Парламент в ту пору скорее напоминал молодого политика, больше желающего принимать участие в управлении, чем умеющего это делать. Его составом манипулировали, его инициативы и дебаты зачастую направляли опытные государственные чиновники — члены Тайного совета. Именно их руками делалась реальная политика в тюдоровскую эпоху. Самостоятельная роль опытных министров, порой стоявших у кормила власти не одно десятилетие, была очень велика, но последнее слово все же оставалось за государем. Поэтому в конечном счете успех или неуспех правления в равной степени определялся точным выбором людей, занимавших высшие посты, и разумным поведением монарха, его способностью воспринимать информацию и взвешивать ее.

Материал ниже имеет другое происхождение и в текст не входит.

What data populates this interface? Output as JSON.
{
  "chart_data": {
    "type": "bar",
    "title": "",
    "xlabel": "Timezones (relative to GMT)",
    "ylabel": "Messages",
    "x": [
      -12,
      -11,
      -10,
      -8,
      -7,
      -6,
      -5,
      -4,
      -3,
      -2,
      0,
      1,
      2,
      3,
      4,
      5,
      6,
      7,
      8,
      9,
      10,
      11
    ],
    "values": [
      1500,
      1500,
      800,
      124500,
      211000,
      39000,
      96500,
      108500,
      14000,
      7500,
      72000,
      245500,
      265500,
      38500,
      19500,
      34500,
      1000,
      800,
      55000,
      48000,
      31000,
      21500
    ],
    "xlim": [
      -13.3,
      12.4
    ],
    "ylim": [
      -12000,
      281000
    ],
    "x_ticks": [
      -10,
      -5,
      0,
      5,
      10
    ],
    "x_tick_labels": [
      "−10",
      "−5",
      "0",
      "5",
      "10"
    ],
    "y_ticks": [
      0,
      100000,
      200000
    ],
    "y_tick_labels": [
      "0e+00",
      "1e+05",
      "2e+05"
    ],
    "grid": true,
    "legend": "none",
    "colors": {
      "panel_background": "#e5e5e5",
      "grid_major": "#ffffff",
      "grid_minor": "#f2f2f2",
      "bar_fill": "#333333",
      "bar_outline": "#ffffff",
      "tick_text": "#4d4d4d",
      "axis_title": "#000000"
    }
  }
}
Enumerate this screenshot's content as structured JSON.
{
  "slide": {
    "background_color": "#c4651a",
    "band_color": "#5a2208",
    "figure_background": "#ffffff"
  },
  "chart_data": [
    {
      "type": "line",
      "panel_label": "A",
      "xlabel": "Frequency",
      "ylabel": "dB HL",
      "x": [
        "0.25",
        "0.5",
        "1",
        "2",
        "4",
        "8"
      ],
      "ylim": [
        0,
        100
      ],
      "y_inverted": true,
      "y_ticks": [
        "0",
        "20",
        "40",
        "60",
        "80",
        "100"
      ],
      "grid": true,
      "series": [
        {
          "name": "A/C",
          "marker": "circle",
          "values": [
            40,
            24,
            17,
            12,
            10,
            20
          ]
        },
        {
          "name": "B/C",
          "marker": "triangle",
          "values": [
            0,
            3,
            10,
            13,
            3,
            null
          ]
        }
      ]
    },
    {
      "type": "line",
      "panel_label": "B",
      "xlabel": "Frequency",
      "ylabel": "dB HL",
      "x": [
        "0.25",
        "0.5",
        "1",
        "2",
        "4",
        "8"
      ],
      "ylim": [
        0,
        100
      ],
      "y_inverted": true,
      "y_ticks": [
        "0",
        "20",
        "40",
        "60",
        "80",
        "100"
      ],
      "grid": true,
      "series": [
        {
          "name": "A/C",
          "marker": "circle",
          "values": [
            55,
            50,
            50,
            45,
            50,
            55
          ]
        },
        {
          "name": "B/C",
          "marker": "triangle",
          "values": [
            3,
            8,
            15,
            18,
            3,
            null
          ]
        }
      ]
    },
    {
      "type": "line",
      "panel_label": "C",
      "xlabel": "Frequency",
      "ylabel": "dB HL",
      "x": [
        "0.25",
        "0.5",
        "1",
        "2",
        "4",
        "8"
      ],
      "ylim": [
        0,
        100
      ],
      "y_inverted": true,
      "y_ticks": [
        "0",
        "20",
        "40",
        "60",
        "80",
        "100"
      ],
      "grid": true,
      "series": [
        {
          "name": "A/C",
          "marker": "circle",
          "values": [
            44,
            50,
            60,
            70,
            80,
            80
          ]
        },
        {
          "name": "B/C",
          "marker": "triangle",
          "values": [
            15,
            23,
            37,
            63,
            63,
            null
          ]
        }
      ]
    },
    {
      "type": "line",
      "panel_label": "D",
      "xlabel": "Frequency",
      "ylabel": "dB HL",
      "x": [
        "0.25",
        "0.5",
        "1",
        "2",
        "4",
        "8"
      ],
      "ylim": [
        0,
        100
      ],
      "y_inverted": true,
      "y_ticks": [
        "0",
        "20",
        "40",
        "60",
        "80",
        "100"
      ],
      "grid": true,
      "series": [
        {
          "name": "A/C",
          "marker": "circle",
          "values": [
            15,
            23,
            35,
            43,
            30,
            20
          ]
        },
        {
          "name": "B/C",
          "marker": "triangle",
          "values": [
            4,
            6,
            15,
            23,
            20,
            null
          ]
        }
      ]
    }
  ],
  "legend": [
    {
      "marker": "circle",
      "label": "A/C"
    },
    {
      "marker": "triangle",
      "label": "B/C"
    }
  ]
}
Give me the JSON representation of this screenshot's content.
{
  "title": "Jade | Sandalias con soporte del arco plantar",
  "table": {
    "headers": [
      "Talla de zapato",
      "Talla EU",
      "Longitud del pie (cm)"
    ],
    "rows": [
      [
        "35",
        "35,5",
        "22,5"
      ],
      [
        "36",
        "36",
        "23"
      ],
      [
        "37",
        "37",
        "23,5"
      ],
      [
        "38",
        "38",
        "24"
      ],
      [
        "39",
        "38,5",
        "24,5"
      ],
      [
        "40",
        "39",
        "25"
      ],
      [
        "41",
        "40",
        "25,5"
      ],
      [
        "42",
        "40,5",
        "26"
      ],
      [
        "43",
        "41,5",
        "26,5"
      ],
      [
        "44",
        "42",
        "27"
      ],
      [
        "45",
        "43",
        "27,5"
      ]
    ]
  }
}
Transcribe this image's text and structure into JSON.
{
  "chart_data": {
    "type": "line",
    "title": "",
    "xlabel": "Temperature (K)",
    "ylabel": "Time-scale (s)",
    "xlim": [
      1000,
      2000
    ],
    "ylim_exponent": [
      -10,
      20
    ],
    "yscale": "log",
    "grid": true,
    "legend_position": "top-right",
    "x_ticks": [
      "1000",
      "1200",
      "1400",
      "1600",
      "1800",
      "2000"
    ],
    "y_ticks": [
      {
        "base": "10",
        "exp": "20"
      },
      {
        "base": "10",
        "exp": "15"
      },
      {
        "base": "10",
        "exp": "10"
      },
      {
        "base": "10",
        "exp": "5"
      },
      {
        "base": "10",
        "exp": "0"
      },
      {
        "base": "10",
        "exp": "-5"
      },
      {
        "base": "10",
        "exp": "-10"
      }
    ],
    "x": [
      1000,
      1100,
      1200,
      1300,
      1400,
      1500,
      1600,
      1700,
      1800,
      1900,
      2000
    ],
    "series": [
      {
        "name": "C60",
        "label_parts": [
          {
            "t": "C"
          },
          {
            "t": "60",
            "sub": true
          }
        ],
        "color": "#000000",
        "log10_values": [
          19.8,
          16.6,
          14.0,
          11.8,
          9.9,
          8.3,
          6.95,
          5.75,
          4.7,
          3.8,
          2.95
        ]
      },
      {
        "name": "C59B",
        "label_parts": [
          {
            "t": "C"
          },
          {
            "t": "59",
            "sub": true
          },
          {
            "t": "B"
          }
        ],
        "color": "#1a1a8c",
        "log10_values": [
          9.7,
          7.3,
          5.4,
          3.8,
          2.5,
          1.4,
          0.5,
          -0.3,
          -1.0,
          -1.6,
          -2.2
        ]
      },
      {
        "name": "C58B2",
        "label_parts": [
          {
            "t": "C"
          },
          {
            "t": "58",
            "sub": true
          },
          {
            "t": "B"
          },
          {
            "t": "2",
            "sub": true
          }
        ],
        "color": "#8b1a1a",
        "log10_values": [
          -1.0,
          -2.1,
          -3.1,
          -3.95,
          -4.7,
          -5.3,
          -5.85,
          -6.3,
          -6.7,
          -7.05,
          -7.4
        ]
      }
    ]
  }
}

Придя к власти, Елизавета окружила себя людьми, которым безусловно доверяла; кое-кто из них преданно служил еще ее отцу, многие были проверены на прочность в годы гонений Марии Католички. В ее совете все было сбалансировано: древняя кровь благородных аристократов Сассекса, Винчестера, Ховарда, Клинтона, Шрусбери и деловые качества профессионалов-чиновников, таких как Уильям Петр или Томас Чейни, лисья хитрость Сесила, выходца из рядового рыцарства, неоценимый опыт Николаса Уоттона, одного из самых одаренных елизаветинских дипломатов, трезвый ум Николаса Бэкона, отца знаменитого философа, и темперамент Роберта Лейстера. Все советники, за исключением последнего и герцога Норфолка, были старше и опытнее королевы. Естественно было ожидать, что она доверится их авторитету, а сама отстранится от политических дел и предастся более свойственным ее полу и возрасту удовольствиям и развлечениям, лишь изредка наведываясь в совет, чтобы подписать подготовленные для нее бумаги.

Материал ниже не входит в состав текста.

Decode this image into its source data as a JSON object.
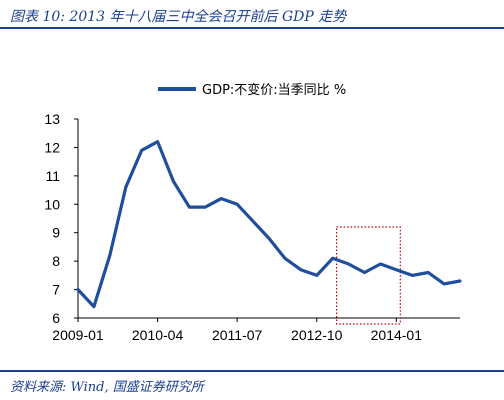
{
  "figure": {
    "title": "图表 10:  2013 年十八届三中全会召开前后 GDP 走势",
    "source": "资料来源:  Wind,  国盛证券研究所"
  },
  "colors": {
    "series": "#1f4e9c",
    "highlight_box": "#c00000",
    "frame": "#1a3f8f"
  },
  "chart_data": {
    "type": "line",
    "title": "",
    "xlabel": "",
    "ylabel": "",
    "ylim": [
      6,
      13
    ],
    "yticks": [
      6,
      7,
      8,
      9,
      10,
      11,
      12,
      13
    ],
    "xticks": [
      "2009-01",
      "2010-04",
      "2011-07",
      "2012-10",
      "2014-01"
    ],
    "grid": false,
    "legend": "top-center",
    "series": [
      {
        "name": "GDP:不变价:当季同比 %",
        "x": [
          "2009-01",
          "2009-04",
          "2009-07",
          "2009-10",
          "2010-01",
          "2010-04",
          "2010-07",
          "2010-10",
          "2011-01",
          "2011-04",
          "2011-07",
          "2011-10",
          "2012-01",
          "2012-04",
          "2012-07",
          "2012-10",
          "2013-01",
          "2013-04",
          "2013-07",
          "2013-10",
          "2014-01",
          "2014-04",
          "2014-07",
          "2014-10",
          "2015-01"
        ],
        "values": [
          7.0,
          6.4,
          8.2,
          10.6,
          11.9,
          12.2,
          10.8,
          9.9,
          9.9,
          10.2,
          10.0,
          9.4,
          8.8,
          8.1,
          7.7,
          7.5,
          8.1,
          7.9,
          7.6,
          7.9,
          7.7,
          7.5,
          7.6,
          7.2,
          7.3
        ]
      }
    ],
    "annotations": [
      {
        "type": "dotted-box",
        "x_from": "2013-04",
        "x_to": "2014-01",
        "y_from": 6,
        "y_to": 9.2
      }
    ]
  }
}
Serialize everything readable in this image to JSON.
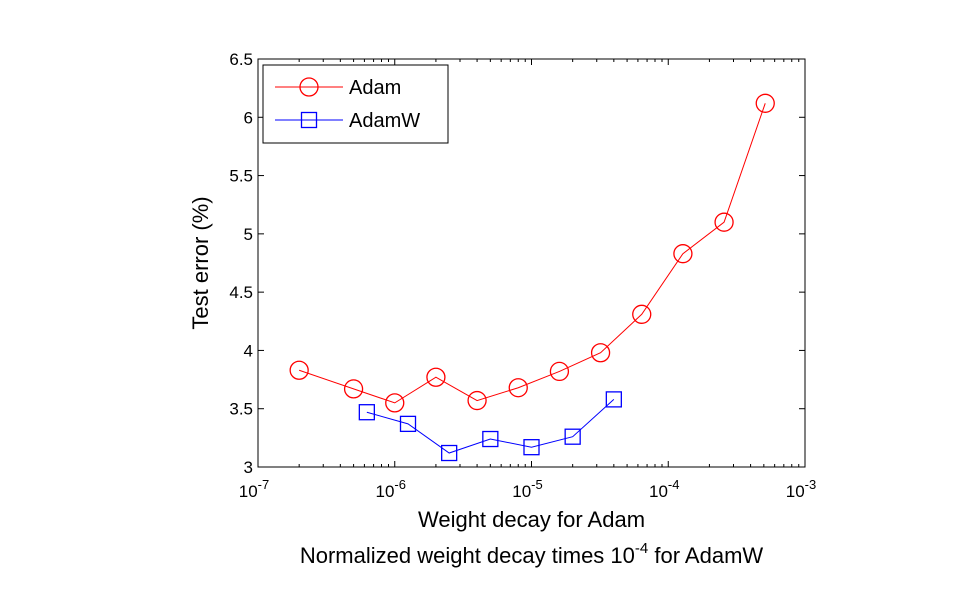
{
  "chart_data": {
    "type": "line",
    "title": "",
    "xscale": "log",
    "xlim": [
      1e-07,
      0.001
    ],
    "ylim": [
      3,
      6.5
    ],
    "grid": false,
    "legend_position": "top-left",
    "ylabel": "Test error (%)",
    "xlabel_line1": "Weight decay for Adam",
    "xlabel_line2_prefix": "Normalized weight decay times 10",
    "xlabel_line2_sup": "-4",
    "xlabel_line2_suffix": " for AdamW",
    "yticks": [
      {
        "value": 3,
        "label": "3"
      },
      {
        "value": 3.5,
        "label": "3.5"
      },
      {
        "value": 4,
        "label": "4"
      },
      {
        "value": 4.5,
        "label": "4.5"
      },
      {
        "value": 5,
        "label": "5"
      },
      {
        "value": 5.5,
        "label": "5.5"
      },
      {
        "value": 6,
        "label": "6"
      },
      {
        "value": 6.5,
        "label": "6.5"
      }
    ],
    "xticks": [
      {
        "value": 1e-07,
        "base": "10",
        "exp": "-7"
      },
      {
        "value": 1e-06,
        "base": "10",
        "exp": "-6"
      },
      {
        "value": 1e-05,
        "base": "10",
        "exp": "-5"
      },
      {
        "value": 0.0001,
        "base": "10",
        "exp": "-4"
      },
      {
        "value": 0.001,
        "base": "10",
        "exp": "-3"
      }
    ],
    "series": [
      {
        "name": "Adam",
        "color": "#ff0000",
        "marker": "circle",
        "x": [
          2e-07,
          5e-07,
          1e-06,
          2e-06,
          4e-06,
          8e-06,
          1.6e-05,
          3.2e-05,
          6.4e-05,
          0.000128,
          0.000256,
          0.000512
        ],
        "y": [
          3.83,
          3.67,
          3.55,
          3.77,
          3.57,
          3.68,
          3.82,
          3.98,
          4.31,
          4.83,
          5.1,
          6.12
        ]
      },
      {
        "name": "AdamW",
        "color": "#0000ff",
        "marker": "square",
        "x": [
          6.25e-07,
          1.25e-06,
          2.5e-06,
          5e-06,
          1e-05,
          2e-05,
          4e-05
        ],
        "y": [
          3.47,
          3.37,
          3.12,
          3.24,
          3.17,
          3.26,
          3.58
        ]
      }
    ]
  }
}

Но все обернулось совсем иначе. Дочь Генриха VIII доверяла министрам, но вовсе не собиралась уступать им ни одну из своих прерогатив. Однажды, когда французский посол обмолвился, что хотел бы испросить аудиенции, дабы изложить важное дело королеве и ее совету, она властно заметила ему, что нет такого дела, которого она не могла бы выслушать сама и принять по нему решение без всякого совета. Помимо желания вникать во все тонкости внешней политики у нее были и соответствующие возможности — знание множества иностранных языков, что позволяло королеве без посредников вести переговоры с послами большинства европейских государств. (Вот когда Роберт Лейстер мог пожалеть, что не последовал советам своего учителя Роджера Эшама, который рекомендовал ему больше внимания уделять гуманитарным наукам и языкам, ибо языки — путь в большую политику.)
В первые годы царствования самостоятельность и неуступчивость королевы часто обескураживали седобородых министров, а порой приводили их в отчаяние, так как молодая женщина руководствовалась какой-то своей, не всегда понятной им логикой. Постепенно ее общие подходы к политике прояснялись, обретая все более четкие контуры: предельная осторожность во внешнеполитических делах, отказ от всего, что могло бы спровоцировать международный религиозный конфликт с участием Англии, и крайняя экономность в государственных расходах. Решение любого вопроса, касавшегося поддержки братьев по вере, вмешательства в чужие религиозные распри или требовавшего больших расходов, могло быть неоднократно отложено ею и затянуто до предела. Советники называли это «женской нерешительностью», но это было нечто иное.